While bifacial modules account for just a sliver of the global solar market today, they are widely seen as one of the most important near-term technological trends for the global solar market — and the tariff exemption has reinforced that view.
“Bifacial solar modules will likely become the mainstream choice in the future,” Gener Miao, Jinko’s chief marketing officer, said Friday on a call discussing the company’s quarterly financial report.
“The tariff exemption on bifacial modules will increase the product’s competitiveness,” Miao added. “In particular, companies with fully integrated bifacial module capacity outside China — [in places] such as Southeast Asia — will likely benefit tremendously.”
In addition to the Section 201 tariffs, Chinese companies face a raft of other trade barriers in the U.S. market. That means that solar manufacturers with factories outside of China are most likely to benefit from the new exemption for bifacial modules, including globalized Chinese producers like Jinko.
Shanghai-based JinkoSolar is one of the world’s largest PV manufacturers, with plans to ship at least 14 gigawatts' worth of modules this year.
The breakthrough moment?
Bifacial modules carry a price premium compared to traditional panels, and their lack of a widespread operational history makes them a tougher sell with financial institutions.
But the Section 201 exemption could represent a breakthrough for the technology, boosting its competitiveness against traditional modules still exposed to tariffs in the critical U.S. market and giving developers reason to take another look.
The timing of the exemption is especially significant given that developers are making big procurement decisions ahead of the Investment Tax Credit’s phaseout.
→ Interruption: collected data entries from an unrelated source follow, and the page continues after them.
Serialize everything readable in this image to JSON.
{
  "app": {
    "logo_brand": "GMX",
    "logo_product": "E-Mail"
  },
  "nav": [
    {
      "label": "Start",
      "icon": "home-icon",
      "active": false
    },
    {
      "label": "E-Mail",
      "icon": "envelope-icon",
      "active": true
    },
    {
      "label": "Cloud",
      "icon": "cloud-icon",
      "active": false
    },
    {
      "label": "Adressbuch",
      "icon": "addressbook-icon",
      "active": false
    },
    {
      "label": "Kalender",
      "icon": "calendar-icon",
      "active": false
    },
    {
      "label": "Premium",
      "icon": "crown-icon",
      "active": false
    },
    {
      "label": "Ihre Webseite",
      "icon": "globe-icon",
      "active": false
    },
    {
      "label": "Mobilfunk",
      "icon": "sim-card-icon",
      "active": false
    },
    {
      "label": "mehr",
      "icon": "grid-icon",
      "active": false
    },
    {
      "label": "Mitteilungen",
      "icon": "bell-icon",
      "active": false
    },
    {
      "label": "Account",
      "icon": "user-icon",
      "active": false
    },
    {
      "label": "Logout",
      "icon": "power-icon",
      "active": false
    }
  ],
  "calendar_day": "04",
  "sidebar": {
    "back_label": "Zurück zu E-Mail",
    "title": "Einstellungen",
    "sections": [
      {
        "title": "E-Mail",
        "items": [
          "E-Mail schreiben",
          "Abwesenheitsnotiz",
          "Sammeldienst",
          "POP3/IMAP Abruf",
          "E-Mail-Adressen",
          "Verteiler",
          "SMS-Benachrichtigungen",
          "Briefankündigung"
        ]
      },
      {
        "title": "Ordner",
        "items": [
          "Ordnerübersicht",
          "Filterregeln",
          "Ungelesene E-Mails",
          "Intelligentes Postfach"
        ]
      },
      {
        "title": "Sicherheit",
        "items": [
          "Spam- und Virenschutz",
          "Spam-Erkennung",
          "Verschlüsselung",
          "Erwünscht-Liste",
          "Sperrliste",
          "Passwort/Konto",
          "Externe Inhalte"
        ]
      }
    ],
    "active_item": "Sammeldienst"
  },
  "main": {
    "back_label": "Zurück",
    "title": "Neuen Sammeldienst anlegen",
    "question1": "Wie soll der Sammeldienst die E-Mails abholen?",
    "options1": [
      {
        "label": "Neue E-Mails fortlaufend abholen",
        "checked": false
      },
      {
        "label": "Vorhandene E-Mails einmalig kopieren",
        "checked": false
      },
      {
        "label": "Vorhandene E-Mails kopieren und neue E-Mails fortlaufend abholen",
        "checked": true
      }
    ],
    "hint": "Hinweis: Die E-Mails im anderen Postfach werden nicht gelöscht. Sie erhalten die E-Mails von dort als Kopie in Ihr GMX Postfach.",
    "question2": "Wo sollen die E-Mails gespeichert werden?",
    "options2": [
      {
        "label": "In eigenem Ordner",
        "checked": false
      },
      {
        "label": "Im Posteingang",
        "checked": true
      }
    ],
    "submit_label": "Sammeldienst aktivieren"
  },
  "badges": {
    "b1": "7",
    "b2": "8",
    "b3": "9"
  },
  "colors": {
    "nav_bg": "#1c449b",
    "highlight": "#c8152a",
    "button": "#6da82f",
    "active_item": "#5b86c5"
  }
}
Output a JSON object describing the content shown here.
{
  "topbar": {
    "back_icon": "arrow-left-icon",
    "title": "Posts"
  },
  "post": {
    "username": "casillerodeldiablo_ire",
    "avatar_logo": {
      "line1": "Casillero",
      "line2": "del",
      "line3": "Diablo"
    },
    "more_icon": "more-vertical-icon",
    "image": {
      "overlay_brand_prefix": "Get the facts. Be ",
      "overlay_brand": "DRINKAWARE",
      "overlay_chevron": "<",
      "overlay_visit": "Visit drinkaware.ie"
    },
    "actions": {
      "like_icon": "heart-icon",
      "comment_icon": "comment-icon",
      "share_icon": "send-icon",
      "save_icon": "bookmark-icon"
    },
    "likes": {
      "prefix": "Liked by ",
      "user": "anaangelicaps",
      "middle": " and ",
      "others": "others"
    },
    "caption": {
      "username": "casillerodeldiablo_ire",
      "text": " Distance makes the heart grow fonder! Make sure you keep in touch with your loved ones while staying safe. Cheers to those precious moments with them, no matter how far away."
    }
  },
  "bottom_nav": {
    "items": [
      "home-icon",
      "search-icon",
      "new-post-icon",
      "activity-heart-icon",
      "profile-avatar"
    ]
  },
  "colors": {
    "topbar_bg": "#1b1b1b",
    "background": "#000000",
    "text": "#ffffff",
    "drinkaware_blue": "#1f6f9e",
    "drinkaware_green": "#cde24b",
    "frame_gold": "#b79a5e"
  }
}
U.S. tariffs on imported solar equipment dropped to 25 percent in February, and are scheduled to fall to 20 percent and then 15 percent in 2020 and 2021, before expiring.
Several sizable bifacial orders had been placed in the U.S. recently even before the exemption was announced.
In a recent analysis, Wood Mackenzie Power & Renewables senior analysts Xiaojing Sun and Colin Smith said the tariff exemption will primarily help to drive the uptake of bifacial modules in the U.S. utility-scale market.
WoodMac expects to see existing PV factories in Southeast Asia and perhaps South Korea retooled to make bifacial panels, with shipments arriving at scale in the U.S. by late 2019.
Separately, Jinko Solar on Monday announced the start of commercial operations at a 1,177-megawatt solar project in Abu Dhabi, billed as the world’s largest single-phase PV plant. The project was developed alongside Japan's Marubeni Corp. and the Emirates Water and Electricity Company, using Jinko’s monocrystalline panels.